Selain itu juga ada Koperasi yang didatangi polisi karena sudah melakukan pencairan dana dalam escrow account (rekening penampung) dan melakukan aktivitas tanpa ada tanda tangan kepala dinas perkebunan. Padahal dalam regulasi memang tidak dibutuhkan. Dana cair berdasarkan kesepakatan koperasi, perbankan dan mitra.
“Masih banyak kebingungan di daerah terkait prosedur dan regulasi dana hibah PSR ini. Aparat hukum banyak menganggap ini dana APBN sehingga mereka sangat proaktif melakukan pengawasan. Pengawasan yang berlebihan membuat petani takut dan ini kalau dibiarkan bisa menghambat target PSR ,” katanya lagi.
Karena itu Gamal minta supaya Menko Perekonomian mengumpulkan instansi hukum untuk mensosialisasikan masalah ini. Prosedur dan regulasi PSR harus jelas bagi aparat hukum. Bukan hanya instansi pusat saja tetapi di daerah-daerah sentra sawit yang banyak mendapat dana PSR.
“Biarkan petani tenang melakukan PSR. Dana hibah ini merupakan dana pungutan sawit untuk sawit. Dana yang sudah dikucurkan pada petani harus digunakan untuk membangun kebun. Membangun kebun perlu waktu, jadi jangan sebentar-sebentar didatangi polisi,” katanya.
Hal lain yang harus dilakukan untuk suksesnya PSR adalah monev berjenjang mulai dari kabupaten sampai pusat. Dana hibah ini di daerah dianggap bisnis baru sehingga banyak pihak yang ingin mencicipi. Banyak kontraktor land clearing dan penangkar benih dadakan yang muncul. Mereka tidak punya rekam jejak karena baru berdiri tetapi ditunjuk sebagai kontraktor dan penyedia bibit siap salur.

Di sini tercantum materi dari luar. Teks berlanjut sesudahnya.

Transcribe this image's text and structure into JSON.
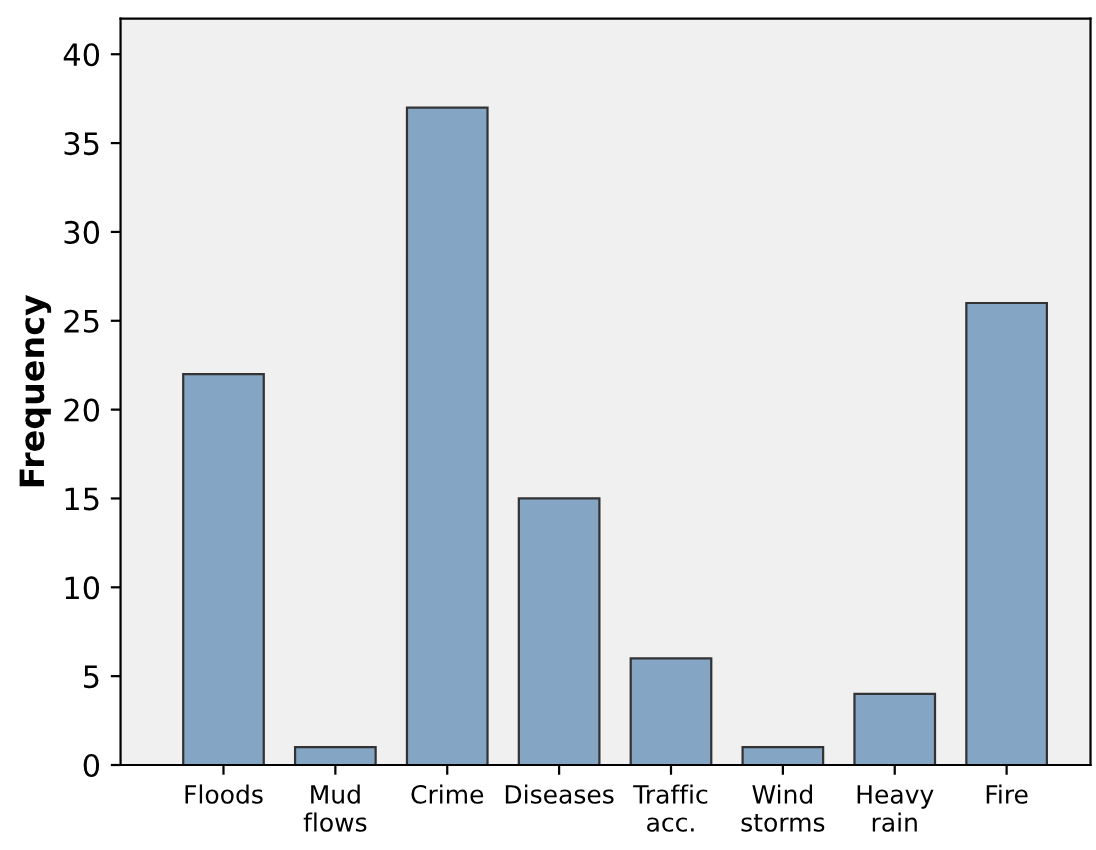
{
  "chart_data": {
    "type": "bar",
    "ylabel": "Frequency",
    "categories": [
      "Floods",
      "Mud\nflows",
      "Crime",
      "Diseases",
      "Traffic\nacc.",
      "Wind\nstorms",
      "Heavy\nrain",
      "Fire"
    ],
    "values": [
      22,
      1,
      37,
      15,
      6,
      1,
      4,
      26
    ],
    "color": "#84a5c4",
    "ylim": [
      0,
      42
    ],
    "yticks": [
      0,
      5,
      10,
      15,
      20,
      25,
      30,
      35,
      40
    ],
    "grid": false
  }
}
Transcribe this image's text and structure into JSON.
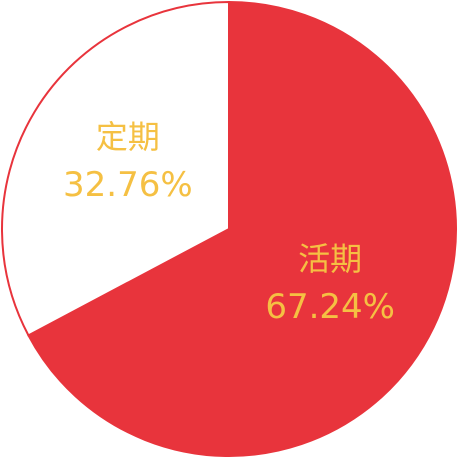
{
  "chart_data": {
    "type": "pie",
    "start_angle_deg": 0,
    "direction": "clockwise",
    "slices": [
      {
        "label": "活期",
        "value": 67.24,
        "value_text": "67.24%",
        "fill": "#e8343c",
        "stroke": "#e8343c",
        "text_color": "#f5c043"
      },
      {
        "label": "定期",
        "value": 32.76,
        "value_text": "32.76%",
        "fill": "#ffffff",
        "stroke": "#e8343c",
        "text_color": "#f5c043"
      }
    ]
  }
}
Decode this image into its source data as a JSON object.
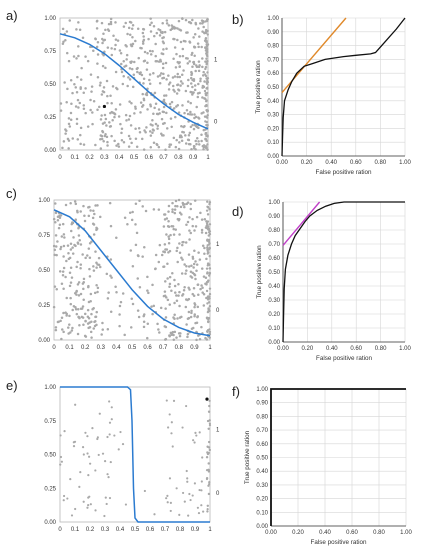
{
  "chart_data": [
    {
      "panel": "a)",
      "type": "scatter",
      "xticks": [
        "0",
        "0.1",
        "0.2",
        "0.3",
        "0.4",
        "0.5",
        "0.6",
        "0.7",
        "0.8",
        "0.9",
        "1"
      ],
      "yticks": [
        "0.00",
        "0.25",
        "0.50",
        "0.75",
        "1.00"
      ],
      "right_ticks": [
        "1",
        "0"
      ],
      "xlim": [
        0,
        1
      ],
      "ylim": [
        0,
        1
      ],
      "highlight_point": [
        0.3,
        0.33
      ],
      "curve_color": "#2b7bd0",
      "point_color": "#a9a9a9",
      "curve": [
        [
          0,
          0.88
        ],
        [
          0.1,
          0.85
        ],
        [
          0.2,
          0.8
        ],
        [
          0.3,
          0.73
        ],
        [
          0.4,
          0.64
        ],
        [
          0.5,
          0.54
        ],
        [
          0.6,
          0.44
        ],
        [
          0.7,
          0.35
        ],
        [
          0.8,
          0.27
        ],
        [
          0.9,
          0.21
        ],
        [
          1,
          0.16
        ]
      ],
      "scatter_density": "increasing toward x=1"
    },
    {
      "panel": "b)",
      "type": "line",
      "xlabel": "False positive ration",
      "ylabel": "True positive ration",
      "xticks": [
        "0.00",
        "0.20",
        "0.40",
        "0.60",
        "0.80",
        "1.00"
      ],
      "yticks": [
        "0.00",
        "0.10",
        "0.20",
        "0.30",
        "0.40",
        "0.50",
        "0.60",
        "0.70",
        "0.80",
        "0.90",
        "1.00"
      ],
      "xlim": [
        0,
        1
      ],
      "ylim": [
        0,
        1
      ],
      "roc": [
        [
          0,
          0
        ],
        [
          0.005,
          0.15
        ],
        [
          0.01,
          0.28
        ],
        [
          0.02,
          0.4
        ],
        [
          0.05,
          0.48
        ],
        [
          0.08,
          0.54
        ],
        [
          0.12,
          0.6
        ],
        [
          0.18,
          0.65
        ],
        [
          0.25,
          0.67
        ],
        [
          0.35,
          0.7
        ],
        [
          0.5,
          0.72
        ],
        [
          0.6,
          0.73
        ],
        [
          0.72,
          0.74
        ],
        [
          0.76,
          0.75
        ],
        [
          0.85,
          0.84
        ],
        [
          0.93,
          0.92
        ],
        [
          1,
          1
        ]
      ],
      "tangent": [
        [
          0.0,
          0.46
        ],
        [
          0.52,
          1.0
        ]
      ],
      "tangent_color": "#e0892a"
    },
    {
      "panel": "c)",
      "type": "scatter",
      "xticks": [
        "0",
        "0.1",
        "0.2",
        "0.3",
        "0.4",
        "0.5",
        "0.6",
        "0.7",
        "0.8",
        "0.9",
        "1"
      ],
      "yticks": [
        "0.00",
        "0.25",
        "0.50",
        "0.75",
        "1.00"
      ],
      "right_ticks": [
        "1",
        "0"
      ],
      "xlim": [
        0,
        1
      ],
      "ylim": [
        0,
        1
      ],
      "curve_color": "#2b7bd0",
      "point_color": "#a9a9a9",
      "curve": [
        [
          0,
          0.93
        ],
        [
          0.1,
          0.88
        ],
        [
          0.2,
          0.78
        ],
        [
          0.3,
          0.64
        ],
        [
          0.4,
          0.5
        ],
        [
          0.5,
          0.36
        ],
        [
          0.6,
          0.24
        ],
        [
          0.7,
          0.15
        ],
        [
          0.8,
          0.09
        ],
        [
          0.9,
          0.05
        ],
        [
          1,
          0.03
        ]
      ],
      "scatter_density": "clusters at both ends"
    },
    {
      "panel": "d)",
      "type": "line",
      "xlabel": "False positive ration",
      "ylabel": "True positive ration",
      "xticks": [
        "0.00",
        "0.20",
        "0.40",
        "0.60",
        "0.80",
        "1.00"
      ],
      "yticks": [
        "0.00",
        "0.10",
        "0.20",
        "0.30",
        "0.40",
        "0.50",
        "0.60",
        "0.70",
        "0.80",
        "0.90",
        "1.00"
      ],
      "xlim": [
        0,
        1
      ],
      "ylim": [
        0,
        1
      ],
      "roc": [
        [
          0,
          0
        ],
        [
          0.005,
          0.2
        ],
        [
          0.01,
          0.38
        ],
        [
          0.02,
          0.52
        ],
        [
          0.04,
          0.62
        ],
        [
          0.07,
          0.7
        ],
        [
          0.1,
          0.76
        ],
        [
          0.14,
          0.81
        ],
        [
          0.18,
          0.86
        ],
        [
          0.22,
          0.9
        ],
        [
          0.28,
          0.94
        ],
        [
          0.35,
          0.97
        ],
        [
          0.42,
          0.99
        ],
        [
          0.5,
          1.0
        ],
        [
          1,
          1.0
        ]
      ],
      "tangent": [
        [
          0.0,
          0.69
        ],
        [
          0.3,
          1.0
        ]
      ],
      "tangent_color": "#c040c8"
    },
    {
      "panel": "e)",
      "type": "scatter",
      "xticks": [
        "0",
        "0.1",
        "0.2",
        "0.3",
        "0.4",
        "0.5",
        "0.6",
        "0.7",
        "0.8",
        "0.9",
        "1"
      ],
      "yticks": [
        "0.00",
        "0.25",
        "0.50",
        "0.75",
        "1.00"
      ],
      "right_ticks": [
        "1",
        "0"
      ],
      "xlim": [
        0,
        1
      ],
      "ylim": [
        0,
        1
      ],
      "highlight_point": [
        0.98,
        0.91
      ],
      "curve_color": "#2b7bd0",
      "point_color": "#a9a9a9",
      "curve": [
        [
          0,
          1.0
        ],
        [
          0.45,
          1.0
        ],
        [
          0.47,
          0.98
        ],
        [
          0.48,
          0.75
        ],
        [
          0.49,
          0.25
        ],
        [
          0.5,
          0.03
        ],
        [
          0.52,
          0.0
        ],
        [
          1,
          0.0
        ]
      ],
      "scatter_density": "sparse, clusters near ends"
    },
    {
      "panel": "f)",
      "type": "line",
      "xlabel": "False positive ration",
      "ylabel": "True positive ration",
      "xticks": [
        "0.00",
        "0.20",
        "0.40",
        "0.60",
        "0.80",
        "1.00"
      ],
      "yticks": [
        "0.00",
        "0.10",
        "0.20",
        "0.30",
        "0.40",
        "0.50",
        "0.60",
        "0.70",
        "0.80",
        "0.90",
        "1.00"
      ],
      "xlim": [
        0,
        1
      ],
      "ylim": [
        0,
        1
      ],
      "roc": [
        [
          0,
          0
        ],
        [
          0,
          1.0
        ],
        [
          1,
          1.0
        ]
      ]
    }
  ]
}
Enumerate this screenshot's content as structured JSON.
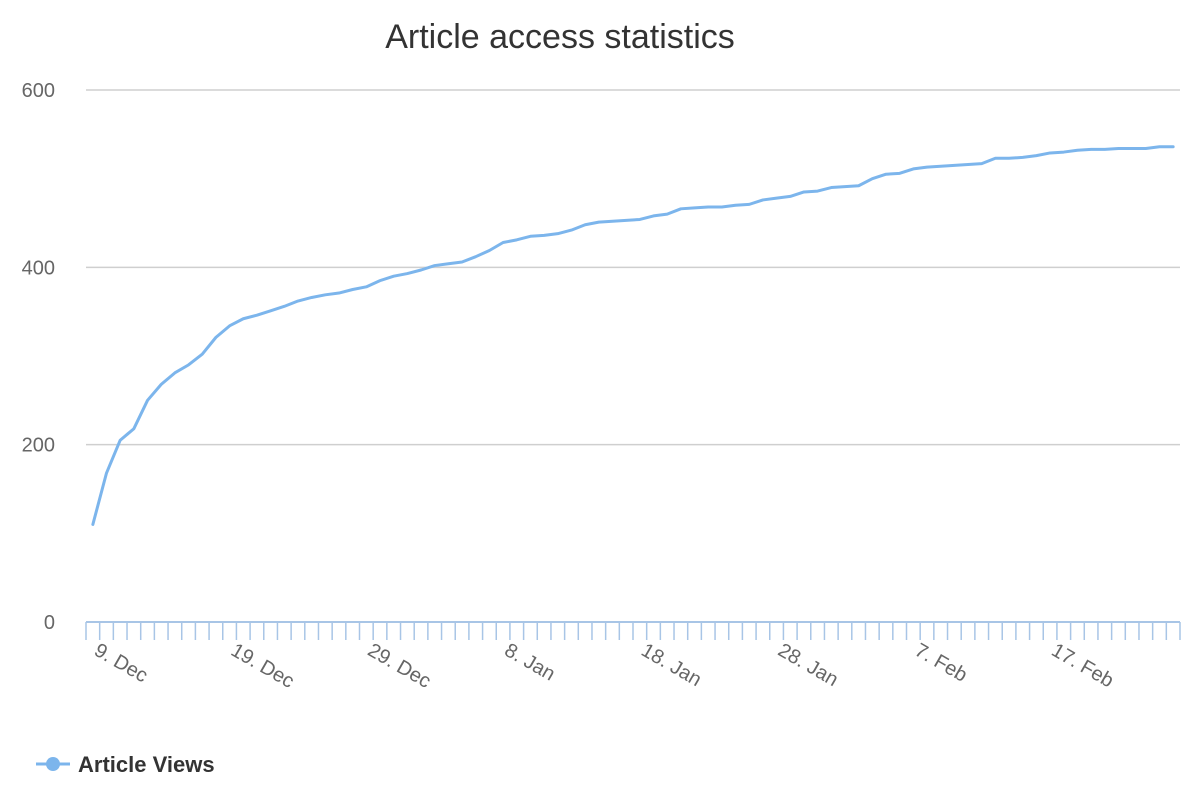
{
  "chart_data": {
    "type": "line",
    "title": "Article access statistics",
    "xlabel": "",
    "ylabel": "",
    "ylim": [
      0,
      600
    ],
    "yticks": [
      0,
      200,
      400,
      600
    ],
    "x_start": "2023-12-09",
    "xtick_labels": [
      "9. Dec",
      "19. Dec",
      "29. Dec",
      "8. Jan",
      "18. Jan",
      "28. Jan",
      "7. Feb",
      "17. Feb"
    ],
    "grid": true,
    "legend": "bottom-left",
    "series": [
      {
        "name": "Article Views",
        "color": "#7cb5ec",
        "values": [
          110,
          168,
          205,
          218,
          250,
          268,
          281,
          290,
          302,
          321,
          334,
          342,
          346,
          351,
          356,
          362,
          366,
          369,
          371,
          375,
          378,
          385,
          390,
          393,
          397,
          402,
          404,
          406,
          412,
          419,
          428,
          431,
          435,
          436,
          438,
          442,
          448,
          451,
          452,
          453,
          454,
          458,
          460,
          466,
          467,
          468,
          468,
          470,
          471,
          476,
          478,
          480,
          485,
          486,
          490,
          491,
          492,
          500,
          505,
          506,
          511,
          513,
          514,
          515,
          516,
          517,
          523,
          523,
          524,
          526,
          529,
          530,
          532,
          533,
          533,
          534,
          534,
          534,
          536,
          536
        ]
      }
    ]
  }
}
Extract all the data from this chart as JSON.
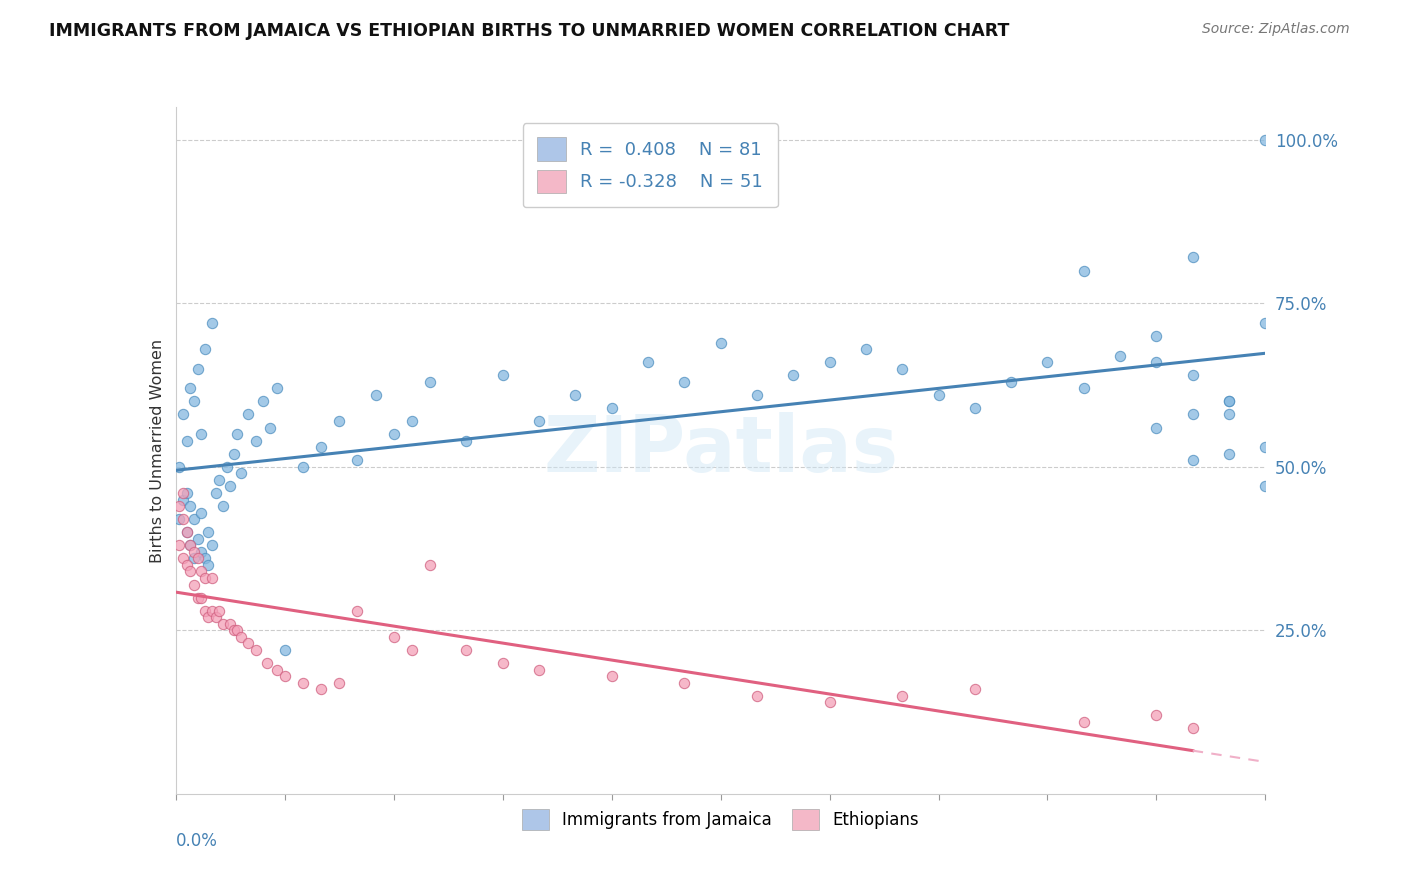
{
  "title": "IMMIGRANTS FROM JAMAICA VS ETHIOPIAN BIRTHS TO UNMARRIED WOMEN CORRELATION CHART",
  "source_text": "Source: ZipAtlas.com",
  "ylabel": "Births to Unmarried Women",
  "watermark": "ZIPatlas",
  "blue_scatter_color": "#85b8e0",
  "pink_scatter_color": "#f4a0b8",
  "blue_line_color": "#4682b4",
  "pink_line_color": "#e06080",
  "pink_line_dashed_color": "#f0b0c8",
  "legend_blue_color": "#aec6e8",
  "legend_pink_color": "#f4b8c8",
  "xlim": [
    0.0,
    0.3
  ],
  "ylim": [
    0.0,
    1.05
  ],
  "blue_R": 0.408,
  "blue_N": 81,
  "pink_R": -0.328,
  "pink_N": 51,
  "blue_x": [
    0.001,
    0.001,
    0.002,
    0.002,
    0.003,
    0.003,
    0.003,
    0.004,
    0.004,
    0.004,
    0.005,
    0.005,
    0.005,
    0.006,
    0.006,
    0.007,
    0.007,
    0.007,
    0.008,
    0.008,
    0.009,
    0.009,
    0.01,
    0.01,
    0.011,
    0.012,
    0.013,
    0.014,
    0.015,
    0.016,
    0.017,
    0.018,
    0.02,
    0.022,
    0.024,
    0.026,
    0.028,
    0.03,
    0.035,
    0.04,
    0.045,
    0.05,
    0.055,
    0.06,
    0.065,
    0.07,
    0.08,
    0.09,
    0.1,
    0.11,
    0.12,
    0.13,
    0.14,
    0.15,
    0.16,
    0.17,
    0.18,
    0.19,
    0.2,
    0.21,
    0.22,
    0.23,
    0.24,
    0.25,
    0.26,
    0.27,
    0.28,
    0.29,
    0.3,
    0.28,
    0.29,
    0.3,
    0.25,
    0.27,
    0.29,
    0.3,
    0.27,
    0.28,
    0.29,
    0.3,
    0.28
  ],
  "blue_y": [
    0.42,
    0.5,
    0.45,
    0.58,
    0.4,
    0.46,
    0.54,
    0.38,
    0.44,
    0.62,
    0.36,
    0.42,
    0.6,
    0.39,
    0.65,
    0.37,
    0.43,
    0.55,
    0.36,
    0.68,
    0.35,
    0.4,
    0.38,
    0.72,
    0.46,
    0.48,
    0.44,
    0.5,
    0.47,
    0.52,
    0.55,
    0.49,
    0.58,
    0.54,
    0.6,
    0.56,
    0.62,
    0.22,
    0.5,
    0.53,
    0.57,
    0.51,
    0.61,
    0.55,
    0.57,
    0.63,
    0.54,
    0.64,
    0.57,
    0.61,
    0.59,
    0.66,
    0.63,
    0.69,
    0.61,
    0.64,
    0.66,
    0.68,
    0.65,
    0.61,
    0.59,
    0.63,
    0.66,
    0.62,
    0.67,
    0.7,
    0.58,
    0.52,
    0.47,
    0.82,
    0.6,
    1.0,
    0.8,
    0.56,
    0.6,
    0.53,
    0.66,
    0.64,
    0.58,
    0.72,
    0.51
  ],
  "pink_x": [
    0.001,
    0.001,
    0.002,
    0.002,
    0.002,
    0.003,
    0.003,
    0.004,
    0.004,
    0.005,
    0.005,
    0.006,
    0.006,
    0.007,
    0.007,
    0.008,
    0.008,
    0.009,
    0.01,
    0.01,
    0.011,
    0.012,
    0.013,
    0.015,
    0.016,
    0.017,
    0.018,
    0.02,
    0.022,
    0.025,
    0.028,
    0.03,
    0.035,
    0.04,
    0.045,
    0.05,
    0.06,
    0.065,
    0.07,
    0.08,
    0.09,
    0.1,
    0.12,
    0.14,
    0.16,
    0.18,
    0.2,
    0.22,
    0.25,
    0.27,
    0.28
  ],
  "pink_y": [
    0.38,
    0.44,
    0.36,
    0.42,
    0.46,
    0.35,
    0.4,
    0.34,
    0.38,
    0.32,
    0.37,
    0.3,
    0.36,
    0.3,
    0.34,
    0.28,
    0.33,
    0.27,
    0.28,
    0.33,
    0.27,
    0.28,
    0.26,
    0.26,
    0.25,
    0.25,
    0.24,
    0.23,
    0.22,
    0.2,
    0.19,
    0.18,
    0.17,
    0.16,
    0.17,
    0.28,
    0.24,
    0.22,
    0.35,
    0.22,
    0.2,
    0.19,
    0.18,
    0.17,
    0.15,
    0.14,
    0.15,
    0.16,
    0.11,
    0.12,
    0.1
  ]
}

“Land clearing dan pembibitan merupakan masalah teknis yang sangat penting. Kegagalan dalam proses ini bisa membuat target peningkatan produktivitas tidak tercapai. Pemerintah perlu membuat kriteria yang jelas secara teknis kontraktor dan penangkar yang bisa ikut PSR,” katanya.